Он, не смотря на грубость ответа на первое послание, вновь отписал и хану Едыгару, и сеиду Кул-Шерифу. Вряд ли реальна подобная надежда, судя по тому, с каким остервенением бились казанцы во главе с самим Едыгаром на волжском берегу, пытаясь помешать переправе русской рати. Пришлось срочно слать помощь Передовому полку и Ертоулу, иначе татары, хотя и численностью они уступали намного, добились бы своего, опрокинули бы полки наши обратно в реку. Только когда подоспели касимовские татары и нагорная черемиса, удалось казанцев втиснуть в крепость, и теперь, как считал князь Михаил Воротынский, они не от испуга притихли, а по хитрому умыслу. Только вот какому? Узнать бы.

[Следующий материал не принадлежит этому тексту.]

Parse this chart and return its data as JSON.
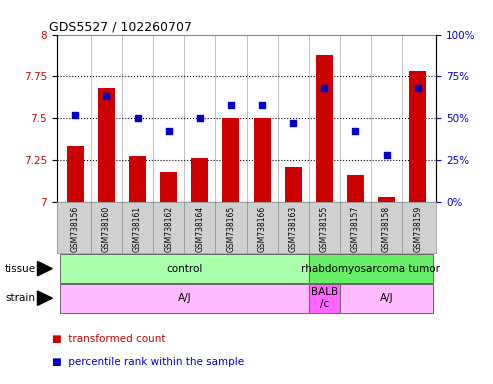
{
  "title": "GDS5527 / 102260707",
  "samples": [
    "GSM738156",
    "GSM738160",
    "GSM738161",
    "GSM738162",
    "GSM738164",
    "GSM738165",
    "GSM738166",
    "GSM738163",
    "GSM738155",
    "GSM738157",
    "GSM738158",
    "GSM738159"
  ],
  "transformed_counts": [
    7.33,
    7.68,
    7.27,
    7.18,
    7.26,
    7.5,
    7.5,
    7.21,
    7.88,
    7.16,
    7.03,
    7.78
  ],
  "percentile_ranks": [
    52,
    63,
    50,
    42,
    50,
    58,
    58,
    47,
    68,
    42,
    28,
    68
  ],
  "ylim_left": [
    7.0,
    8.0
  ],
  "ylim_right": [
    0,
    100
  ],
  "yticks_left": [
    7.0,
    7.25,
    7.5,
    7.75,
    8.0
  ],
  "yticks_right": [
    0,
    25,
    50,
    75,
    100
  ],
  "bar_color": "#cc0000",
  "dot_color": "#0000cc",
  "bar_bottom": 7.0,
  "tissue_groups": [
    {
      "label": "control",
      "start": 0,
      "end": 8,
      "color": "#aaffaa"
    },
    {
      "label": "rhabdomyosarcoma tumor",
      "start": 8,
      "end": 12,
      "color": "#66ee66"
    }
  ],
  "strain_groups": [
    {
      "label": "A/J",
      "start": 0,
      "end": 8,
      "color": "#ffbbff"
    },
    {
      "label": "BALB\n/c",
      "start": 8,
      "end": 9,
      "color": "#ff66ff"
    },
    {
      "label": "A/J",
      "start": 9,
      "end": 12,
      "color": "#ffbbff"
    }
  ],
  "legend_items": [
    {
      "color": "#cc0000",
      "label": "transformed count"
    },
    {
      "color": "#0000cc",
      "label": "percentile rank within the sample"
    }
  ],
  "grid_color": "#555555",
  "tick_color_left": "#cc0000",
  "tick_color_right": "#0000cc",
  "bg_color": "#ffffff",
  "label_bg": "#d0d0d0"
}
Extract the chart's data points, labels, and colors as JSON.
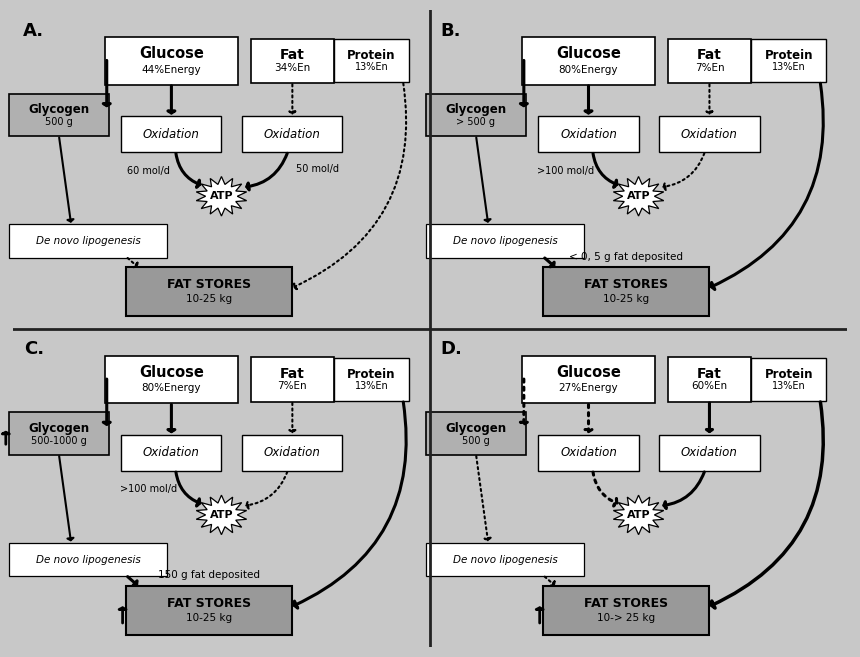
{
  "bg_color": "#c8c8c8",
  "panel_bg": "#e8e8e8",
  "divider_color": "#222222",
  "panels": {
    "A": {
      "label": "A.",
      "glucose_label": "Glucose",
      "glucose_sub": "44%Energy",
      "fat_label": "Fat",
      "fat_sub": "34%En",
      "protein_label": "Protein",
      "protein_sub": "13%En",
      "glycogen_label": "Glycogen",
      "glycogen_sub": "500 g",
      "glycogen_up_arrow": false,
      "atp_label": "ATP",
      "atp_label1": "60 mol/d",
      "atp_label2": "50 mol/d",
      "dnl_label": "De novo lipogenesis",
      "fat_stores_label": "FAT STORES",
      "fat_stores_sub": "10-25 kg",
      "fat_stores_up_arrow": false,
      "deposited_label": "",
      "glu_to_ox_dotted": false,
      "fat_to_ox_dotted": true,
      "ox1_to_atp_dotted": false,
      "ox2_to_atp_dotted": false,
      "dnl_to_fats_dotted": true,
      "right_to_fats_dotted": true,
      "right_to_fats_solid": false,
      "glu_to_glyc_solid": true,
      "glyc_to_dnl_solid": true
    },
    "B": {
      "label": "B.",
      "glucose_label": "Glucose",
      "glucose_sub": "80%Energy",
      "fat_label": "Fat",
      "fat_sub": "7%En",
      "protein_label": "Protein",
      "protein_sub": "13%En",
      "glycogen_label": "Glycogen",
      "glycogen_sub": "> 500 g",
      "glycogen_up_arrow": false,
      "atp_label": "ATP",
      "atp_label1": ">100 mol/d",
      "atp_label2": "",
      "dnl_label": "De novo lipogenesis",
      "fat_stores_label": "FAT STORES",
      "fat_stores_sub": "10-25 kg",
      "fat_stores_up_arrow": false,
      "deposited_label": "< 0, 5 g fat deposited",
      "glu_to_ox_dotted": false,
      "fat_to_ox_dotted": true,
      "ox1_to_atp_dotted": false,
      "ox2_to_atp_dotted": true,
      "dnl_to_fats_dotted": false,
      "right_to_fats_dotted": false,
      "right_to_fats_solid": true,
      "glu_to_glyc_solid": true,
      "glyc_to_dnl_solid": true
    },
    "C": {
      "label": "C.",
      "glucose_label": "Glucose",
      "glucose_sub": "80%Energy",
      "fat_label": "Fat",
      "fat_sub": "7%En",
      "protein_label": "Protein",
      "protein_sub": "13%En",
      "glycogen_label": "Glycogen",
      "glycogen_sub": "500-1000 g",
      "glycogen_up_arrow": true,
      "atp_label": "ATP",
      "atp_label1": ">100 mol/d",
      "atp_label2": "",
      "dnl_label": "De novo lipogenesis",
      "fat_stores_label": "FAT STORES",
      "fat_stores_sub": "10-25 kg",
      "fat_stores_up_arrow": true,
      "deposited_label": "150 g fat deposited",
      "glu_to_ox_dotted": false,
      "fat_to_ox_dotted": true,
      "ox1_to_atp_dotted": false,
      "ox2_to_atp_dotted": true,
      "dnl_to_fats_dotted": false,
      "right_to_fats_dotted": false,
      "right_to_fats_solid": true,
      "glu_to_glyc_solid": true,
      "glyc_to_dnl_solid": true
    },
    "D": {
      "label": "D.",
      "glucose_label": "Glucose",
      "glucose_sub": "27%Energy",
      "fat_label": "Fat",
      "fat_sub": "60%En",
      "protein_label": "Protein",
      "protein_sub": "13%En",
      "glycogen_label": "Glycogen",
      "glycogen_sub": "500 g",
      "glycogen_up_arrow": false,
      "atp_label": "ATP",
      "atp_label1": "",
      "atp_label2": "",
      "dnl_label": "De novo lipogenesis",
      "fat_stores_label": "FAT STORES",
      "fat_stores_sub": "10-> 25 kg",
      "fat_stores_up_arrow": true,
      "deposited_label": "",
      "glu_to_ox_dotted": true,
      "fat_to_ox_dotted": false,
      "ox1_to_atp_dotted": true,
      "ox2_to_atp_dotted": false,
      "dnl_to_fats_dotted": true,
      "right_to_fats_dotted": false,
      "right_to_fats_solid": true,
      "glu_to_glyc_solid": false,
      "glyc_to_dnl_solid": false
    }
  }
}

И в самом деле, поразмыслить если, какой резон казанцам выносить ключи от ворот? Город – крепкий орех. Башковитый воевода закладывал его. Только от Арского поля, почитай, можно штурмовать крупными силами, но здесь стены высокие и широкие. Двойные стены, заложенные хвощом и камнями. Дальше стена взбирается на скалистые бугры, где стенобитные орудия не поставить, башни и туры к стенам не продвинуть, а без них попробуй осиль стену – зальют штурмующих смолой и кипятком, стрелами засыпят. И там, где спускается стена в волжскую пойму, не развернешься вольно ратью: топкая низина, с озерами и болотинами, а перед стеной вода вольная Казанки и Булака – даже тарасы не сделаешь, только тыном и возможно отгородиться.

ГЛАВА ТРЕТЬЯ

Встреча с княгиней, а ее Михаил на манер отца называл Ладушкой, да с дочкой-крикуньей, была короткой, как присест воробышка. Ойкнула княгиня, увидев пунцовый рубец через всю щеку, след кривой татарской сабли, затем прижалась к груди, трепетная, истосковавшаяся, и запричитала:

– Жив, слава тебе Пресвятая Богородица, заступница наша перед Спасом, сыном своим! Жив, сокол мой ненаглядный!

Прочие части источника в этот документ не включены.